これからの塾に求められることとしましては、多くの生徒を集めること以上に、「一人の生徒が安心して長く通える仕組み」をどう作るかが重要になると考えております。ウイングネットは、そういった取り組みを進められたい加盟校の皆様の運営を下支えする役割を一層果たしていくことと考えております。
私は人と向き合うことを大切にしております。加盟校の先生方のお話を伺い、抱えていらっしゃるお悩みや課題を解決できますよう尽力してまいります。先生方が本来注力すべき指導や生徒対応に集中できる環境をご提供していくことを、弊社営業部門一同徹底させていただくことをお約束いたします。
ツールの先にある、人の価値を支える
プロダクトデザイン企画開発推進本部 本部長 田中 聖 氏
私はウイングネットのプロダクトとサービス全体に関わる立場として、日々加盟校の先生方の声に向き合っています。ツールの先にある「人の価値」を支えることが、私の役割です。弊社はコンテンツベンダーでありながら直営教室を持たない会社です。その結果、現場の先生方からのフィードバック一つひとつが指針となり、教室や地域を越えてサービスを磨いてきました。
今回、現場経験豊富な者がトップに就いたことで、これまで以上に、現場感覚に近いプロダクトづくりが進められると考えています。机上の理論ではなく、実際の教室で何が起きているのか、先生方がどこに悩み、どこに時間を取られているのか。その視点を起点に意思決定がなされることは、サービスを預かる立場として心強いことです。
社内では、「まず着手する」という姿勢を大切にしています。現場から届く情報には、必ず意味がある。完璧な答えを待たず、まず動き、改善していく姿勢が、加盟校の先生方との信頼につながってきたと考えています。
映像授業導入後に「忙しくなった」という声をいただくことがありますが、それは生徒一人ひとりに向き合う時間が増えた結果です。映像を入れれば楽になる、という発想ではなく、映像授業を軸にして塾としての価値をどう高めるかが重要。私たちは、映像授業によって先生方の時間を生み出し、その時間を進路指導や日々の声かけなど、人にしかできない関わりに使ってもらいたいと考えています。

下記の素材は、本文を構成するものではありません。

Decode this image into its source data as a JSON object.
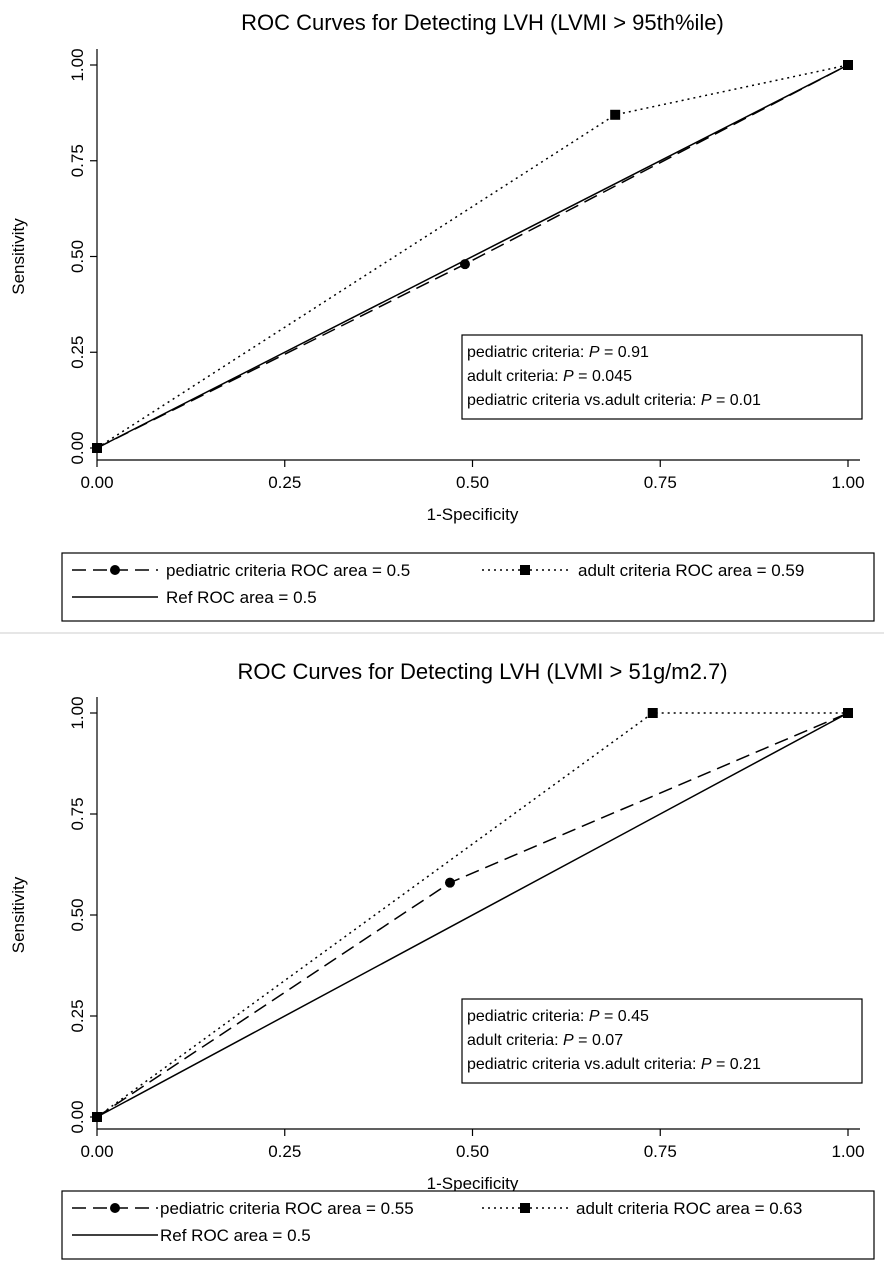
{
  "chart_data": [
    {
      "type": "line",
      "title": "ROC Curves for Detecting LVH (LVMI > 95th%ile)",
      "xlabel": "1-Specificity",
      "ylabel": "Sensitivity",
      "xlim": [
        0,
        1
      ],
      "ylim": [
        0,
        1
      ],
      "xticks": [
        "0.00",
        "0.25",
        "0.50",
        "0.75",
        "1.00"
      ],
      "yticks": [
        "0.00",
        "0.25",
        "0.50",
        "0.75",
        "1.00"
      ],
      "grid": false,
      "legend_position": "bottom",
      "series": [
        {
          "name": "pediatric criteria ROC area = 0.5",
          "style": "dashed",
          "marker": "circle",
          "points": [
            [
              0,
              0
            ],
            [
              0.49,
              0.48
            ],
            [
              1,
              1
            ]
          ]
        },
        {
          "name": "adult criteria ROC area = 0.59",
          "style": "dotted",
          "marker": "square",
          "points": [
            [
              0,
              0
            ],
            [
              0.69,
              0.87
            ],
            [
              1,
              1
            ]
          ]
        },
        {
          "name": "Ref ROC area = 0.5",
          "style": "solid",
          "marker": "none",
          "points": [
            [
              0,
              0
            ],
            [
              1,
              1
            ]
          ]
        }
      ],
      "stats": [
        {
          "label": "pediatric criteria: ",
          "p": "P",
          "value": " = 0.91"
        },
        {
          "label": "adult criteria: ",
          "p": "P",
          "value": " = 0.045"
        },
        {
          "label": "pediatric criteria vs.adult criteria: ",
          "p": "P",
          "value": " = 0.01"
        }
      ]
    },
    {
      "type": "line",
      "title": "ROC Curves for Detecting LVH (LVMI > 51g/m2.7)",
      "xlabel": "1-Specificity",
      "ylabel": "Sensitivity",
      "xlim": [
        0,
        1
      ],
      "ylim": [
        0,
        1
      ],
      "xticks": [
        "0.00",
        "0.25",
        "0.50",
        "0.75",
        "1.00"
      ],
      "yticks": [
        "0.00",
        "0.25",
        "0.50",
        "0.75",
        "1.00"
      ],
      "grid": false,
      "legend_position": "bottom",
      "series": [
        {
          "name": "pediatric criteria ROC area = 0.55",
          "style": "dashed",
          "marker": "circle",
          "points": [
            [
              0,
              0
            ],
            [
              0.47,
              0.58
            ],
            [
              1,
              1
            ]
          ]
        },
        {
          "name": "adult criteria ROC area = 0.63",
          "style": "dotted",
          "marker": "square",
          "points": [
            [
              0,
              0
            ],
            [
              0.74,
              1
            ],
            [
              1,
              1
            ]
          ]
        },
        {
          "name": "Ref ROC area = 0.5",
          "style": "solid",
          "marker": "none",
          "points": [
            [
              0,
              0
            ],
            [
              1,
              1
            ]
          ]
        }
      ],
      "stats": [
        {
          "label": "pediatric criteria: ",
          "p": "P",
          "value": " = 0.45"
        },
        {
          "label": "adult criteria: ",
          "p": "P",
          "value": " = 0.07"
        },
        {
          "label": "pediatric criteria vs.adult criteria: ",
          "p": "P",
          "value": " = 0.21"
        }
      ]
    }
  ],
  "colors": {
    "line": "#000000",
    "background": "#ffffff"
  }
}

現在は、生成AIを活用した小論文添削や、生徒の学習管理・チュータリング機能の開発にも取り組んでいます。生成AIが小論文の評価や学習状況の分析を担い、最終確認は人が行います。またテスト日程や出題範囲に応じた学習アドバイスを行う仕組みの開発も進めています。回転速度と精度を高めながら、人の関与価値を薄めない仕組みです。プロダクトはあくまで道具であり、最終的に価値を生むのは、先生方と生徒の関係です。無料の映像授業が溢れる時代だからこそ、塾に通う理由は「人」にあります。その「人の価値」に集中できる環境を整えることが、私たちの役割です。

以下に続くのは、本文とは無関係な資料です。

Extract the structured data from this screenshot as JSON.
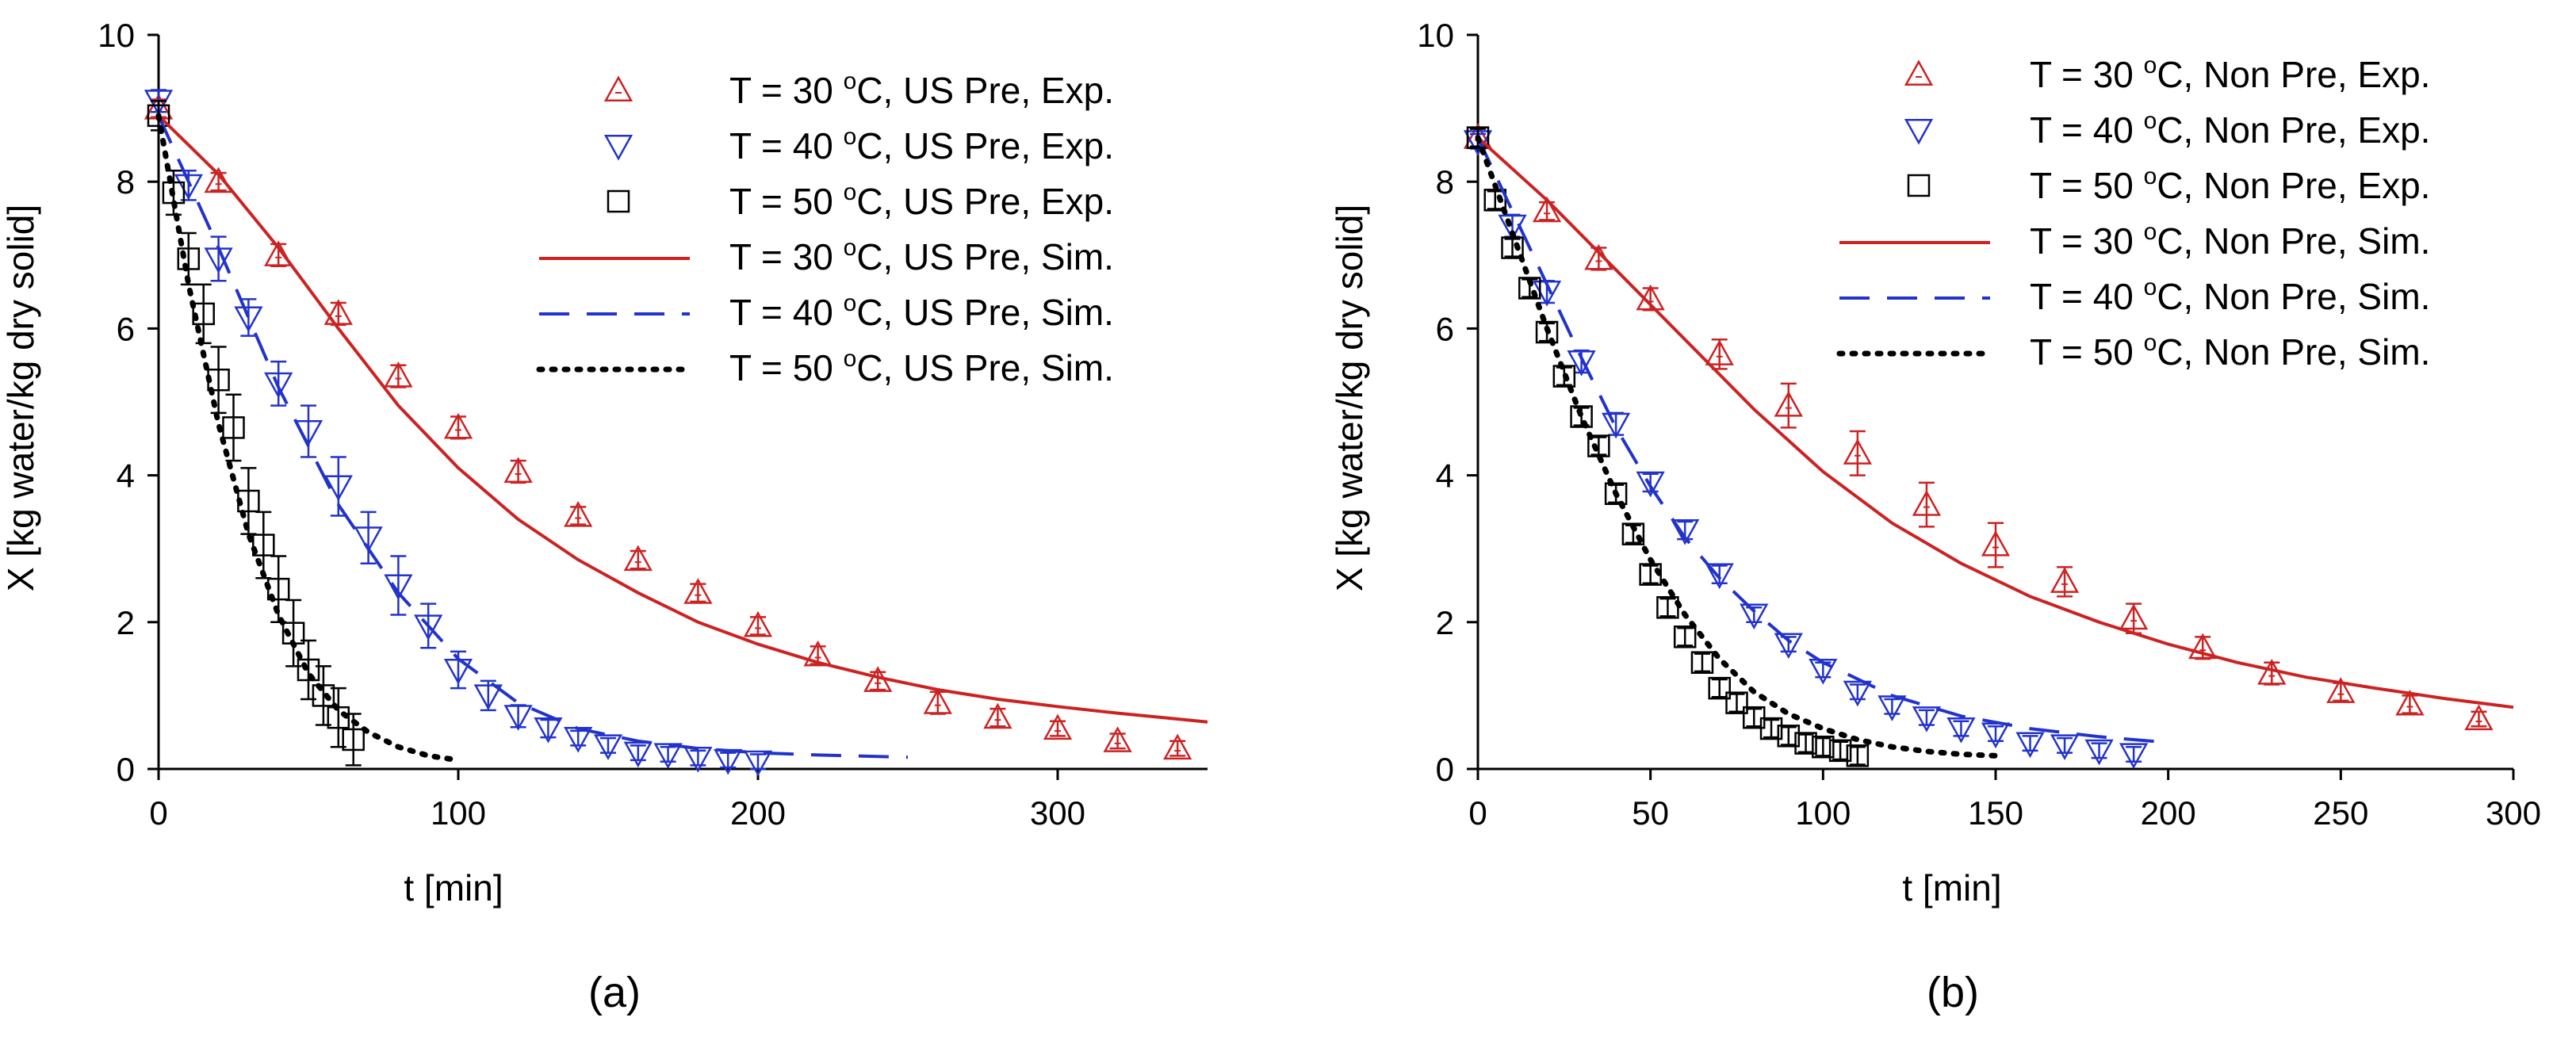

昨年10月のセミナーで前社長の荻原が「顧客の未来の課題をソリューションする」との理念を掲げました。個別最適化を実現するため、顧客の声を起点とした総合的なソリューションを提供する考えです。これを具現化するための組織が今回の新体制です。現場感覚を持ったメンバーが中心となり、血の通ったプロダクトを作り続けること。それが、これからのウイングネットが目指す姿です。